We went to Philadelphia for a two day work thing that had the first day unexpectedly cancelled, so we found ourselves with an unexpected free day in Philly.
Living in DC spoils an art lover. Most of the city’s best museums (which are some of the finest in the world, I would argue) are free. You get used to not paying for access to great art. Which does bring up some interesting issues: by making it seem like creative works should be free, are we devaluing the labor of artists (as has already happened online, particularly with writing and journalism); or are we making the arts more available to underserved communities? Just to put my own thoughts into this, I would point to the model of the Detroit Institute of Arts Museum, which is free to residents of the county wherein it resides (Wayne County, if you’re interested). While that wouldn’t apply to museums like the National Gallery of Art nor the Smithsonian, since they are treasures for the entire country, that doesn’t mean we shouldn’t be thinking about various models.

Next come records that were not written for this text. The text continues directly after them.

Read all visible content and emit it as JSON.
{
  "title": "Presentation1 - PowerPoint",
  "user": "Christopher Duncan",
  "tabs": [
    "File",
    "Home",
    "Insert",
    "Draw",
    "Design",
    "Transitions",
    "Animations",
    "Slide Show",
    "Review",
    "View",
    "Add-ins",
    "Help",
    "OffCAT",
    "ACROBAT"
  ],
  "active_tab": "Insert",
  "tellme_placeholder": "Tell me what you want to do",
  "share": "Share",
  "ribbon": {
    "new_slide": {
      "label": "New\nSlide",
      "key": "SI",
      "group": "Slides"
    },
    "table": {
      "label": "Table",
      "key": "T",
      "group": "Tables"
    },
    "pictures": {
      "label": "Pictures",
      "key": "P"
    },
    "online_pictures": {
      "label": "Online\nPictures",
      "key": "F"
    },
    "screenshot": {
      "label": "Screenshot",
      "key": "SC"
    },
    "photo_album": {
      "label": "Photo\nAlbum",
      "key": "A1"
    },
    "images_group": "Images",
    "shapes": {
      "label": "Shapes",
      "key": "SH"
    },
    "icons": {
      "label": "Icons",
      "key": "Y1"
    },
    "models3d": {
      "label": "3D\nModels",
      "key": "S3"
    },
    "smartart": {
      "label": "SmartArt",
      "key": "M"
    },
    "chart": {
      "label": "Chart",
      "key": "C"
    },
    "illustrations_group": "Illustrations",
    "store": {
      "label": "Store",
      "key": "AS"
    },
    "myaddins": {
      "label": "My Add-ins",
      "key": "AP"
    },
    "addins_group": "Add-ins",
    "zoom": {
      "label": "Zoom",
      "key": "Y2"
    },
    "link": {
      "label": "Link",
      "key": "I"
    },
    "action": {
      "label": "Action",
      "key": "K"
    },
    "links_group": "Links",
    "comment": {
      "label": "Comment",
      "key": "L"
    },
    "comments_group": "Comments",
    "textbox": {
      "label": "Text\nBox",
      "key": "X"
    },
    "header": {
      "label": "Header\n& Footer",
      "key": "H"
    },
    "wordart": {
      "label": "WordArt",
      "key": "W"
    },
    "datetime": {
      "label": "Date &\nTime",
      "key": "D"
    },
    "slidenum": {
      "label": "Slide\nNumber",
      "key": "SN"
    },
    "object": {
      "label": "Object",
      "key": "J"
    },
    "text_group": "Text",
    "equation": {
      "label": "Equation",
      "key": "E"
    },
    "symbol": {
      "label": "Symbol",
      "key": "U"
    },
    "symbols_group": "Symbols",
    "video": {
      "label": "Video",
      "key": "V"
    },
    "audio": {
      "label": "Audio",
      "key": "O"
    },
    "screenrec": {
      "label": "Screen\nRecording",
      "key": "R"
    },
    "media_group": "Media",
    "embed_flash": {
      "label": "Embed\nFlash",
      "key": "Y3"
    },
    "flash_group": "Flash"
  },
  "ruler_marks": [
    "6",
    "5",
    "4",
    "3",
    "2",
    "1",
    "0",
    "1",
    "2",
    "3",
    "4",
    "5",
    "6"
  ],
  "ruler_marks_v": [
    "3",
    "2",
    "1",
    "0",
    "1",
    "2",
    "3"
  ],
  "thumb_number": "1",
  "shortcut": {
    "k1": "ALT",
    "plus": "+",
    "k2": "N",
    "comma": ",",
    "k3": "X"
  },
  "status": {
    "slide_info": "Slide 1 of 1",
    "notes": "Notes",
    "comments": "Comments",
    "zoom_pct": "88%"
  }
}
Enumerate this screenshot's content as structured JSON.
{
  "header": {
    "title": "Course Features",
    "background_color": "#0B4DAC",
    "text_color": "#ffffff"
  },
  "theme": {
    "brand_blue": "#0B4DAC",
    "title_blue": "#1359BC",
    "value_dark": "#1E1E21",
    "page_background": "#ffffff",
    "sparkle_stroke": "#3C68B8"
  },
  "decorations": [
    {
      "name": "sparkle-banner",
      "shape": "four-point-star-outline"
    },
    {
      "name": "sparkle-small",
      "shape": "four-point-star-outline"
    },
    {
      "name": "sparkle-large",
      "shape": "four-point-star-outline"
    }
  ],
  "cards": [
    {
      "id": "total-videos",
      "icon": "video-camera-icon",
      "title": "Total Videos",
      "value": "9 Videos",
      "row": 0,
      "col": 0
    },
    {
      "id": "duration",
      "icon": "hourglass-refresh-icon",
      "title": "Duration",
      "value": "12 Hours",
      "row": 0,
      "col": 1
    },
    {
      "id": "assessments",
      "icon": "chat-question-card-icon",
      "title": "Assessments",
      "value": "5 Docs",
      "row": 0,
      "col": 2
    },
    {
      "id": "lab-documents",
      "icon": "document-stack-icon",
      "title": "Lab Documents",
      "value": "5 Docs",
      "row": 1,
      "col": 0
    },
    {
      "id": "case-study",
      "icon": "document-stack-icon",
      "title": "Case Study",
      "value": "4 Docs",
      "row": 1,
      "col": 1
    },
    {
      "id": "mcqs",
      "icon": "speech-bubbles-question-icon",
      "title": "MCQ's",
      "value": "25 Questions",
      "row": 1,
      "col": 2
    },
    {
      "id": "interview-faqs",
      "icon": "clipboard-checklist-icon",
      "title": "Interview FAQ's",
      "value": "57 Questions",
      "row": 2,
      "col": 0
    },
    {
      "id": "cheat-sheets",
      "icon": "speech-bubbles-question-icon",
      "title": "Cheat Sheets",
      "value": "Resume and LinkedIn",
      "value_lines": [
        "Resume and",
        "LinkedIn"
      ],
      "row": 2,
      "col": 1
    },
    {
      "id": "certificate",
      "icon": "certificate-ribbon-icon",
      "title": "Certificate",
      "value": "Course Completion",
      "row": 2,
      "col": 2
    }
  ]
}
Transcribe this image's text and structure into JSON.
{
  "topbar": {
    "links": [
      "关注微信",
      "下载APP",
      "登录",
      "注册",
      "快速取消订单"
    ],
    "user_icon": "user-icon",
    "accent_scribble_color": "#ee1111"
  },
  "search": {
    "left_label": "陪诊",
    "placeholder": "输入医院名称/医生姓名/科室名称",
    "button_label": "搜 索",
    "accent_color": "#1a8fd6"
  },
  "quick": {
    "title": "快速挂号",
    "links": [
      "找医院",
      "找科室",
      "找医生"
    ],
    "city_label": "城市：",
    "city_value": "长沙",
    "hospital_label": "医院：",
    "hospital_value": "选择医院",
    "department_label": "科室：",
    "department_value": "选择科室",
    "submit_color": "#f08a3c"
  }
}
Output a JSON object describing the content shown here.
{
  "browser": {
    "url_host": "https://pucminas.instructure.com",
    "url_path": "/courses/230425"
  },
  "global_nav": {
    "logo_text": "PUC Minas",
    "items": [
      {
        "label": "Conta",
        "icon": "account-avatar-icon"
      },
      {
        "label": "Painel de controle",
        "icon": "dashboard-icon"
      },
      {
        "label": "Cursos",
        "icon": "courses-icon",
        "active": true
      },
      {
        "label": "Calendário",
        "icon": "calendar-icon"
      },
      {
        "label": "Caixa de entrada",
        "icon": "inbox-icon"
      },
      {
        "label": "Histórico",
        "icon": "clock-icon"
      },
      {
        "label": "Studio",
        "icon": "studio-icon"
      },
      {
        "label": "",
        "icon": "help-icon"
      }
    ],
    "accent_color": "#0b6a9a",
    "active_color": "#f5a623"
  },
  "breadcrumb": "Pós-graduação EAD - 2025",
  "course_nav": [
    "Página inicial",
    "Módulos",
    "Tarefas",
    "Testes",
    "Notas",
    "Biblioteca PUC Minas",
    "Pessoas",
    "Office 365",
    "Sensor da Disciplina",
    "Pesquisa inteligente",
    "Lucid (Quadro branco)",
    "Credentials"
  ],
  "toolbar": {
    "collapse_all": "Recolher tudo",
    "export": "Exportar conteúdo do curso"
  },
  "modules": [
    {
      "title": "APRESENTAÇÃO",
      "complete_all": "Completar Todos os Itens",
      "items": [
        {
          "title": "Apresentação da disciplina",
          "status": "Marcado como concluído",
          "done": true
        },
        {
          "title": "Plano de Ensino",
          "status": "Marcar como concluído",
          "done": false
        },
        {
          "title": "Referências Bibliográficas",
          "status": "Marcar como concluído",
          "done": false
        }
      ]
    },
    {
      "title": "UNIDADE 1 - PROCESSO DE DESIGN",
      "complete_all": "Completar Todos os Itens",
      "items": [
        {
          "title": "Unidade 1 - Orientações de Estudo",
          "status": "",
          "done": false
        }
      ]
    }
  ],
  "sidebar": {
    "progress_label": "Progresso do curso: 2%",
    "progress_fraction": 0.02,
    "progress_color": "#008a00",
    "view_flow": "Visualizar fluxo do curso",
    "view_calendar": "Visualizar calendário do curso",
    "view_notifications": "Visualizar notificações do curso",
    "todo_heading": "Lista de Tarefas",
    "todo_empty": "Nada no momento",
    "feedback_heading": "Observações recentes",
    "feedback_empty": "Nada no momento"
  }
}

But my point was that it has made me cheap and I couldn’t help but notice that the Rodin Museum had only a ten dollar suggested donation (per adult), whereas most other museums were charging twenty. Also, a large selection of Rodins was not something I could readily see in DC, whereas a large selection of (for example) Impressionists is something I can see back home.
It’s not a large museum, but it’s in classy, Art Noveau looking building and filled with interesting pieces and has a beautiful garden with some larger pieces – though it was raining cats and dogs all day long, so we weren’t in the best form to appreciate, for example, a large bronze of the Gates of Hell.
A little later, we trod through the rain to the Joseph Fox Bookshop. I knew nothing about it, except that the Yelp reviews sounded promising.
It’s a very small bookstore, but it makes up for that by being exceptionally well-curated and giving a lot of space to smaller presses to publish (drum roll, please)… good books.
For example, the NYRB and Pushkin Press were amazingly well-represented (those are two presses that you can buy almost any book they publish and be confident that it will be awesome).
Naturally, I bought something. In my case, a recently re-published in book form long essay by Marcel Proust: Chardin and Rembrandt.